According to Canadian law, the allegations against Meng do not constitute a crime. The extradition request violates a core principle of Canadian extradition law, Benjamin Howes, vice President of Media Affairs at Huawei, said in a statement it sent to the Global Times on Friday.

"Therefore, the alleged conduct of Meng is not criminal in Canada and she should be released immediately," Howes said.

Meng was arrested on December 1 while traveling from Hong Kong to Mexico via Canada.
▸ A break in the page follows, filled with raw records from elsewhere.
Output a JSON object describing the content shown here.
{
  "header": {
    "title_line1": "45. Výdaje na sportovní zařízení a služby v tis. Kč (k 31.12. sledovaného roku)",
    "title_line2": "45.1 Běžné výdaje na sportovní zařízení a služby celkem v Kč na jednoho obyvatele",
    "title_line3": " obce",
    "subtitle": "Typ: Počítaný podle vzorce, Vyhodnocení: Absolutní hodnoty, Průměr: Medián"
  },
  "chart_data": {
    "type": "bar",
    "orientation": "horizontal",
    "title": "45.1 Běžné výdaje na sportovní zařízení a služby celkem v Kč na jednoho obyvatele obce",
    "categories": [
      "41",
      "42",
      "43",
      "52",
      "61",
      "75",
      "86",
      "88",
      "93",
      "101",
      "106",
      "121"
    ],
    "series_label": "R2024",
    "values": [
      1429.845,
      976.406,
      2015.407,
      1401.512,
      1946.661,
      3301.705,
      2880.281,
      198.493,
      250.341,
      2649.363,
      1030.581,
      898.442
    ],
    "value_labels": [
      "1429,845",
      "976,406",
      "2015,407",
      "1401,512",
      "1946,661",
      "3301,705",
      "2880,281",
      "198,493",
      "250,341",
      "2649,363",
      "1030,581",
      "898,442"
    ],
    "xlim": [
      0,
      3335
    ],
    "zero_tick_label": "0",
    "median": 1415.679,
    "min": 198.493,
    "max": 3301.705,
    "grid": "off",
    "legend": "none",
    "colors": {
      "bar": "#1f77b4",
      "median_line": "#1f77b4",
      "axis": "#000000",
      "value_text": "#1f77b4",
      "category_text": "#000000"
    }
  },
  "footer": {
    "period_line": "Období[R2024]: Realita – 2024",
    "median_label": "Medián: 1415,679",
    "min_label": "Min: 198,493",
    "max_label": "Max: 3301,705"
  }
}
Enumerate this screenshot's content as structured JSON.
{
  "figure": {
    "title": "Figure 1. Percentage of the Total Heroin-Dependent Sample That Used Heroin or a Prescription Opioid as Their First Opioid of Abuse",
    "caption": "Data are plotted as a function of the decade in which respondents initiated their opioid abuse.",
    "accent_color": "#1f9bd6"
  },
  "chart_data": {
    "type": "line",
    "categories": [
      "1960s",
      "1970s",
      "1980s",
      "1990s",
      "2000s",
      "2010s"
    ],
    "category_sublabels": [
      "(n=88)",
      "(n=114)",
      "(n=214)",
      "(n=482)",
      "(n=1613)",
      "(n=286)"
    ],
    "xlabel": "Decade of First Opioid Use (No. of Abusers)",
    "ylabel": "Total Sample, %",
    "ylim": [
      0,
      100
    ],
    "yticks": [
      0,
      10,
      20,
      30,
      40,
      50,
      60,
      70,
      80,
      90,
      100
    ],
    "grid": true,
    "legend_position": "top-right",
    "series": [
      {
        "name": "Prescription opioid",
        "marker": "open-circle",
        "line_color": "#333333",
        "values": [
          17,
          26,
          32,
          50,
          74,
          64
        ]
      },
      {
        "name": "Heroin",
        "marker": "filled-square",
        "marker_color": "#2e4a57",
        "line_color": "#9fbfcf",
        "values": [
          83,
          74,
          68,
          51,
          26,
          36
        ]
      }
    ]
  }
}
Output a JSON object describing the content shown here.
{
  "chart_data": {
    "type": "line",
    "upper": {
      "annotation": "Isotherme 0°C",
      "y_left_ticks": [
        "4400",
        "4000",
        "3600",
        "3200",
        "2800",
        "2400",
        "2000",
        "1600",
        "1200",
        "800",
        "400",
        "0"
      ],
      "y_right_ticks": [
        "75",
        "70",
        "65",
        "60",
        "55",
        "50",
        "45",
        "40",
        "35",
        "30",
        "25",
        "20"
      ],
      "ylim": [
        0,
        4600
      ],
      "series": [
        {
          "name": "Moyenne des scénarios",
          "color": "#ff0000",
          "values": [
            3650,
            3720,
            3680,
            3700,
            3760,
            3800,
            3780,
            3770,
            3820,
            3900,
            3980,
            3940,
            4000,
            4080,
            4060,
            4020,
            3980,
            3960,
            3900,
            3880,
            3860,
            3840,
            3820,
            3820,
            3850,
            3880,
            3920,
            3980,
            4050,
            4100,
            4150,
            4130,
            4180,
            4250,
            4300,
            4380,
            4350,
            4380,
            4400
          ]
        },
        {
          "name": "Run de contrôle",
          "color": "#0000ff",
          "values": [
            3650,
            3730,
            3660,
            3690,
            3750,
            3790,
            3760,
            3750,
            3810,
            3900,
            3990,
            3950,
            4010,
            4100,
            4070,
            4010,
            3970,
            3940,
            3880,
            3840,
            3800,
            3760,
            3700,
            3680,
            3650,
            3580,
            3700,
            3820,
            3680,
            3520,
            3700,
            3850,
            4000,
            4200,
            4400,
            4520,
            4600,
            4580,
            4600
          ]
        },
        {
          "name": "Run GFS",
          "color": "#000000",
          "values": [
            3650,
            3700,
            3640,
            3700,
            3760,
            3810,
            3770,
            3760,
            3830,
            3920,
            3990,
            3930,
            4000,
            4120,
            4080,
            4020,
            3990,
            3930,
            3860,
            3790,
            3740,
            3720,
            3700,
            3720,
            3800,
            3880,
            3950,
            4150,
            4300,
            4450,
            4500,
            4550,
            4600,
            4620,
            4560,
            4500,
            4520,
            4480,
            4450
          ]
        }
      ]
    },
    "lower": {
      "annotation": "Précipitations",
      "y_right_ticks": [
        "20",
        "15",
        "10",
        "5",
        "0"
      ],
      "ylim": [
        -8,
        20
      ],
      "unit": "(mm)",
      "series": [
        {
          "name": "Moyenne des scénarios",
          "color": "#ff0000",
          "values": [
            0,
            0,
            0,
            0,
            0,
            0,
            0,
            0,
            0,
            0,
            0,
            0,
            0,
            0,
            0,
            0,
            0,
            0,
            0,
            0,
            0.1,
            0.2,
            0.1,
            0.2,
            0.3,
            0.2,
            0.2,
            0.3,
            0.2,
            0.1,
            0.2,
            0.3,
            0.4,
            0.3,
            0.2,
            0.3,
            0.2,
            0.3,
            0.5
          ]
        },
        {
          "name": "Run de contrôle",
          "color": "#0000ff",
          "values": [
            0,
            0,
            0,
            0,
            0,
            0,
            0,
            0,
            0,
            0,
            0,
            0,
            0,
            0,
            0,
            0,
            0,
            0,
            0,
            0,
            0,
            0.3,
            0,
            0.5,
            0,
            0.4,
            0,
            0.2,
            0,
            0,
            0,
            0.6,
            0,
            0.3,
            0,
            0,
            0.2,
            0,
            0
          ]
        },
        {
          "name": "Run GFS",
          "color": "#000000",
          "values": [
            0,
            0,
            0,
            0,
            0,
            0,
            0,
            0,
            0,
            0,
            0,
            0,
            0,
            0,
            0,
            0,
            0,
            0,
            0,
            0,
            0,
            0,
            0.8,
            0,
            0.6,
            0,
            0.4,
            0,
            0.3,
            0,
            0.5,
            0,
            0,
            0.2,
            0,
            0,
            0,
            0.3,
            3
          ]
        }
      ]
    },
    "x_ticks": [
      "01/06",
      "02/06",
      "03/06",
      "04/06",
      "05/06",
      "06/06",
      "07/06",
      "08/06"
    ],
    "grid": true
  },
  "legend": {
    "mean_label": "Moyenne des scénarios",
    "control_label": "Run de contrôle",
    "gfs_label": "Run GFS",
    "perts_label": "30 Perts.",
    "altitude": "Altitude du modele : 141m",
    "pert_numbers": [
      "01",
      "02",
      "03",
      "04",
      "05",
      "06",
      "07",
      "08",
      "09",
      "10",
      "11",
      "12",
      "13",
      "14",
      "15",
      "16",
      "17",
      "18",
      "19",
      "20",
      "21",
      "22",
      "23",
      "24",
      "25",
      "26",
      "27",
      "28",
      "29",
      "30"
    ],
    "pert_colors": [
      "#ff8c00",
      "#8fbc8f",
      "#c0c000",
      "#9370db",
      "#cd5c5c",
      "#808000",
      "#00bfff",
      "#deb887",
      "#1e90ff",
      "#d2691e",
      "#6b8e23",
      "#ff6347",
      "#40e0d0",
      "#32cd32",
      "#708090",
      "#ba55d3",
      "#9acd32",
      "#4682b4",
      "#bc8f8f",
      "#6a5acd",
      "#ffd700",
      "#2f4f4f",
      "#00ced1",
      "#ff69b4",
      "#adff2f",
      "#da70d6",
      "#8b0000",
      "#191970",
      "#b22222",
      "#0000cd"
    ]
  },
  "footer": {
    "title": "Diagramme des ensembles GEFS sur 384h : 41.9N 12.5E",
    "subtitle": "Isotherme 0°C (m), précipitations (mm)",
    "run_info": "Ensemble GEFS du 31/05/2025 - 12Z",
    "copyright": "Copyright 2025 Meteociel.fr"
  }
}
She posted a $7.5 million bail 10 days later.

Howes further noted that evidence submitted by the US government is insufficient, and the allegations against Meng are baseless, adding that Meng and her lawyers will provide further arguments in future hearings.

The spokesman also said that the case was guided by "political and financial considerations," thus they will apply to the court for a stay of the extradition proceedings as an abuse of process.

Reuters reported that Meng's lawyers are seeking a stay of extradition proceedings on several grounds, including allegations that Canadian Border Services Agency (CBSA) officers delayed Meng's arrest to search for evidence under the guise of a routine immigration check before she was arrested by the Royal Canadian Mounted Police (RCMP).

China-Canada relations have been strained over Canada's arrest of Meng on behalf of the US and its decision to commence her extradition. Chinese experts also warned that bilateral ties could further deteriorate if Meng's case is not properly settled. 

The latest on Meng's case also comes amid the US global ban on Huawei, the Chinese tech giant, and an escalating trade war between China and the US, the world's two largest economies.